Der Fahrer des Wagens, ein älterer Herr, war total am Boden zerstört. Er entschuldigte sich tausendmal Mal. Ben sprach mit ihm, während seine Frau auf dem Boden saß und den Hund streichelte. Er war nur seinen Instinkten gefolgt und die waren ihm zum Verhängnis geworden. Nachdem Ben den Fahrer beruhigt hatte, der Fahrer wollte auf jeden Fall Schadensersatz zahlen, was Ben vehement ablehnte, ging Ben zu seiner Frau und sagte ihr, das dieser Tod für ihren Hund doch das Beste sei, was ihm hätte passieren können, Er war zwar nur zehn Jahre geworden, aber es war ihm vielleicht auch Qualen und ein herbeigeführter Tod beim Tierarzt erspart geblieben. Er sagte noch, das die meisten Hunde in ihrem Land keines natürlichen Todes starben, sonder wegen Krankheiten, zumeist Krebs, eingeschläfert werden mussten. Das alles drang aber wohl nicht zu den Ohren seiner Frau. Sie sah ihn an, aber er hatte den Eindruck als ob sie durch ihn hindurch schauen würde. 

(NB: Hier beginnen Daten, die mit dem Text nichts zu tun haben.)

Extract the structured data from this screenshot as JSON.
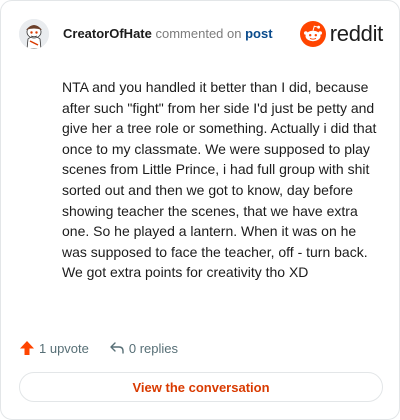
{
  "header": {
    "username": "CreatorOfHate",
    "commented_text": "commented on",
    "post_link": "post",
    "avatar_icon": "snoo-avatar-icon",
    "brand_icon": "reddit-snoo-icon",
    "brand_word": "reddit"
  },
  "comment": {
    "body": "NTA and you handled it better than I did, because after such \"fight\" from her side I'd just be petty and give her a tree role or something. Actually i did that once to my classmate. We were supposed to play scenes from Little Prince, i had full group with shit sorted out and then we got to know, day before showing teacher the scenes, that we have extra one. So he played a lantern. When it was on he was supposed to face the teacher, off - turn back. We got extra points for creativity tho XD"
  },
  "actions": {
    "upvote_icon": "upvote-arrow-icon",
    "upvote_label": "1 upvote",
    "reply_icon": "reply-arrow-icon",
    "replies_label": "0 replies"
  },
  "footer": {
    "view_label": "View the conversation"
  },
  "colors": {
    "brand_orange": "#ff4500",
    "link_blue": "#0a4b8c",
    "button_text": "#d93a00",
    "muted": "#576f76"
  }
}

Er zog seine Jacke aus und sie legten ihn darauf, so dass sie ihn zu zweit tragen konnten. Er war ein Collie-Mix gewesen, undefinierbar aber dabei kleiner als ein Collie und er hatte die Haare sehr kurz gehabt. Sie hoben ihn an und legten ihn auf die Jacke.Sie wunderten sich beide, wie leicht er war. Sein Körper fühlte sich noch warm an und er dachte, dass bald die Leichenstarre eintreten würden. Sie trugen ihn zwischen sich, jeder einen Ärmel in der Hand. Sie versuchten einen Weg nach Hause zu gehen, wo sie keine anderen Menschen begegnen würden. Sie legten ihren Hund in die Garage auf einen alten Gartentisch. Er holte vorher eine Plane die er darunter legte. Das war der erste Moment, an dem seine Frau seit dem Unfall, sprach. Sie fragte mit einer seltsam fremden Stimme, wozu die Plane da sein sollte. Er erklärte es ihr und dann weinte sie. So sehr, dass es ihm das Herz zusammenquetschte. Er wußte, das er sie nicht würde trösten können. 

Den Hund hatten sie damals zu ihren Eltern in den großen Garten gebracht. Der Garten war fast zweitausend Quadratmeter groß und sie fanden einen guten Platz an dem kleinen Weiher, der am Rande des Grundstücks lag. Immer wenn sie ihre Eltern besucht hatten, war ihr Hund in deren Garten und lag er am Weiher und sah den Enten beim Schwimmen zu.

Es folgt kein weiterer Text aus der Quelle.